An overview of their current situation
Brian Robinson: Overall I’d say we’re in a period of cautious optimism. People have the feeling that we’ve left some tough times behind us and are really looking ahead. But still it’s always cautious. Orchestras, and not just in Canada, are living a little hand -to-mouth. It’s tough finding the funding. The one advantage we do have up here is that Quebec is going to subsidize the arts far more than anywhere else in Canada. We’re supported pretty heavily by the provincial government.
Robert Levine: Do you see that as displacing private funding you might be able to get otherwise?
Brian Robinson: That’s the problem. We’re told that, with so much public support, the private sector says “we pay high taxes; that’s how we contribute.” It’s not the same way that it is in the US.

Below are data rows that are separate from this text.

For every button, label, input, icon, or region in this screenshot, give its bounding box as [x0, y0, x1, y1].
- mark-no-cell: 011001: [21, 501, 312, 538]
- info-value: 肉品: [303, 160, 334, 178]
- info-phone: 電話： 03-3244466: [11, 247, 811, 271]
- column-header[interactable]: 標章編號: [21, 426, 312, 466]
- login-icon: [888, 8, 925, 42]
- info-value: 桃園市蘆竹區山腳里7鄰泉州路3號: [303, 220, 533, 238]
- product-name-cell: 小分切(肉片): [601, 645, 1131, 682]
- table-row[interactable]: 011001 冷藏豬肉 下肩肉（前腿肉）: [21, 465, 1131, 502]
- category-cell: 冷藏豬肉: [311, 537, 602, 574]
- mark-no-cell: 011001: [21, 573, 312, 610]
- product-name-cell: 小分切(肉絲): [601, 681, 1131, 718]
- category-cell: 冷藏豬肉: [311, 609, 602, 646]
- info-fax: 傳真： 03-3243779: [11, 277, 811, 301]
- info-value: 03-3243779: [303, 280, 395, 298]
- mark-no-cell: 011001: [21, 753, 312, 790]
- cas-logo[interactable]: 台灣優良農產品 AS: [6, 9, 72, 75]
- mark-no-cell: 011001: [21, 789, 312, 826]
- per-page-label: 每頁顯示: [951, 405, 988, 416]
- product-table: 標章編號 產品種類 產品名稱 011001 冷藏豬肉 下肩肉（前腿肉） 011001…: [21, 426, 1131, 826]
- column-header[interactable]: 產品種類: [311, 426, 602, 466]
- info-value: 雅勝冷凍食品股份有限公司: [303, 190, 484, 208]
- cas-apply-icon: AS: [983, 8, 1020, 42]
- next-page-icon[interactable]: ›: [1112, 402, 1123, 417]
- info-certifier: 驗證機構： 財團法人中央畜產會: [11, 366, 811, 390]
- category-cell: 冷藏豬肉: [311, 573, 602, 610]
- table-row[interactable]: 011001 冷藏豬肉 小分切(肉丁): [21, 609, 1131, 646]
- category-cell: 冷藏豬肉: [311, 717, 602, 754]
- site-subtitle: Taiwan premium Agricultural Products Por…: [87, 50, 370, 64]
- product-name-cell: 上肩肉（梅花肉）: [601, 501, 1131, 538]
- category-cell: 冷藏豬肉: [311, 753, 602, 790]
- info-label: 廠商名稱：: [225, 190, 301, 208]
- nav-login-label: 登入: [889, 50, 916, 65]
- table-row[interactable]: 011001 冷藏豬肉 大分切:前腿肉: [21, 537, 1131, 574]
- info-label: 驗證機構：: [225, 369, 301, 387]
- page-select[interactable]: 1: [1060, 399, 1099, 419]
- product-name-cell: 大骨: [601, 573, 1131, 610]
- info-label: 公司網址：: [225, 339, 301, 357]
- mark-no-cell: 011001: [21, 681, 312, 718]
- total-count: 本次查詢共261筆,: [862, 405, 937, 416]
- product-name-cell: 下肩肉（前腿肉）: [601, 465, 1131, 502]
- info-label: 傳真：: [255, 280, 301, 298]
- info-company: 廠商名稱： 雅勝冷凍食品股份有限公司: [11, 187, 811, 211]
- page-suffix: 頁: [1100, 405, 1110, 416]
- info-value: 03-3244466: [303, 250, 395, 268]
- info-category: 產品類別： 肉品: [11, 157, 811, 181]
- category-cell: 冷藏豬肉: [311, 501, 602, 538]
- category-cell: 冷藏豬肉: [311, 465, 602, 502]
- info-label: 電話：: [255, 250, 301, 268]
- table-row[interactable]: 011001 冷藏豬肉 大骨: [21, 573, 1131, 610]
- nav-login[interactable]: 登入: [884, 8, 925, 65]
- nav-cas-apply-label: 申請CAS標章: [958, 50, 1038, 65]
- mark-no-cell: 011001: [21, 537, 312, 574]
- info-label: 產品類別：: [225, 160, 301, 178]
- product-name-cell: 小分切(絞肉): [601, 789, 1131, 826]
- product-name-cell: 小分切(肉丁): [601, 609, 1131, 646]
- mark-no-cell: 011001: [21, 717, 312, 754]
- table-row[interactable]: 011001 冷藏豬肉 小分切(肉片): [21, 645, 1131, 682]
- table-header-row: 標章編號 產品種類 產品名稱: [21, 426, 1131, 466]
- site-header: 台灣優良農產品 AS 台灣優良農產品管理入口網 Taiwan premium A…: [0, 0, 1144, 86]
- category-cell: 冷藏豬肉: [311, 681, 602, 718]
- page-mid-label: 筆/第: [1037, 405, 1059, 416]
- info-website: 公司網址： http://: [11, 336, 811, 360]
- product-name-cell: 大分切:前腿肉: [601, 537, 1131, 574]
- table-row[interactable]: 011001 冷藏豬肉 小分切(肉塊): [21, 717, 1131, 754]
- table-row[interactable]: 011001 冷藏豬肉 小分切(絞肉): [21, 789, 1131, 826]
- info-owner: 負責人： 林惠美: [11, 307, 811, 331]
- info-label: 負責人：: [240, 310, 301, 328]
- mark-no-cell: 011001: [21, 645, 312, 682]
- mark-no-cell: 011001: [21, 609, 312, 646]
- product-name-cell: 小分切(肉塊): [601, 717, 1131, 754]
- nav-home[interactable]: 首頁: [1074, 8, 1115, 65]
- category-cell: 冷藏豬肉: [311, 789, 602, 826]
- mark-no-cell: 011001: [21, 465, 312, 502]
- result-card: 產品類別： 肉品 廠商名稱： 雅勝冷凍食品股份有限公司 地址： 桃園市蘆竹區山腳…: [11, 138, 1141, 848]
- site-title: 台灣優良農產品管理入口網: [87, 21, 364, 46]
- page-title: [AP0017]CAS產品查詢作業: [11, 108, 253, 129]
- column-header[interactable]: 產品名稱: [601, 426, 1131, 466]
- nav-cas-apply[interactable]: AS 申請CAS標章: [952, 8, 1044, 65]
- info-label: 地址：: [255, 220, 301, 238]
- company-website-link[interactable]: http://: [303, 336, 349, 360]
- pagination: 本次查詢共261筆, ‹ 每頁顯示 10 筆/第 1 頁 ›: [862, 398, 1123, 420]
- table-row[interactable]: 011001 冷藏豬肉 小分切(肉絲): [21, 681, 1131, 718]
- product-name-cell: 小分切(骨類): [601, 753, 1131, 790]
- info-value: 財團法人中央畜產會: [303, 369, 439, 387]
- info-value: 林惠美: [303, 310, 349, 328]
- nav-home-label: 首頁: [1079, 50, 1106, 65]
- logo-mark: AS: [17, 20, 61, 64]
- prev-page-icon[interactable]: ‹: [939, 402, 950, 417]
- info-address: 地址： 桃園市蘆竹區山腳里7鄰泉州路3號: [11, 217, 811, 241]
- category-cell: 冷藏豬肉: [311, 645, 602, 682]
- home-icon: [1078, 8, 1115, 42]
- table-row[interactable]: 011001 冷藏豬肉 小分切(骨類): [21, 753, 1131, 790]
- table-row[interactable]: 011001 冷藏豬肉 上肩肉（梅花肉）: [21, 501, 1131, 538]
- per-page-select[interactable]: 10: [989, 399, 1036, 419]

And it’s not just that. The universities in Canada – which are nothing in terms of fundraising compared to the Harvards and Yales, but still – have high-powered fundraising operations compared to arts organizations. Arts groups have tiny little staffs operating out of little back offices by comparison; real small operations. I find it frustrating sometimes when I see how they’re trying to run a pretty major symphony.
Robert Levine: And, by American standards, with weak boards too.
Brian Robinson: That’s one area where I think Bouchard is pushing the board. He knows that you can’t just keep going back to the government for more money. He said that at the last board meeting I was at. That’s where I would hope that he’s pushing the board: to come up with more private funding. So that’s what we’re hoping, and we hope that people are a little star-struck with the new glamorous conductor as well.
Robert Levine: Are you seeing that in ticket sales?
Brian Robinson: They’re definitely stronger, for sure. The houses are pretty good. We play in a big hall; a barn in every sense. But it’s looking good. When Nagano is town, at least at this point in time, it’s always full.
Robert Levine: And if the timing works out, by the time he stops being such a draw, you’ll have the new hall to draw people in.
Brian Robinson: That’s what we’re hoping.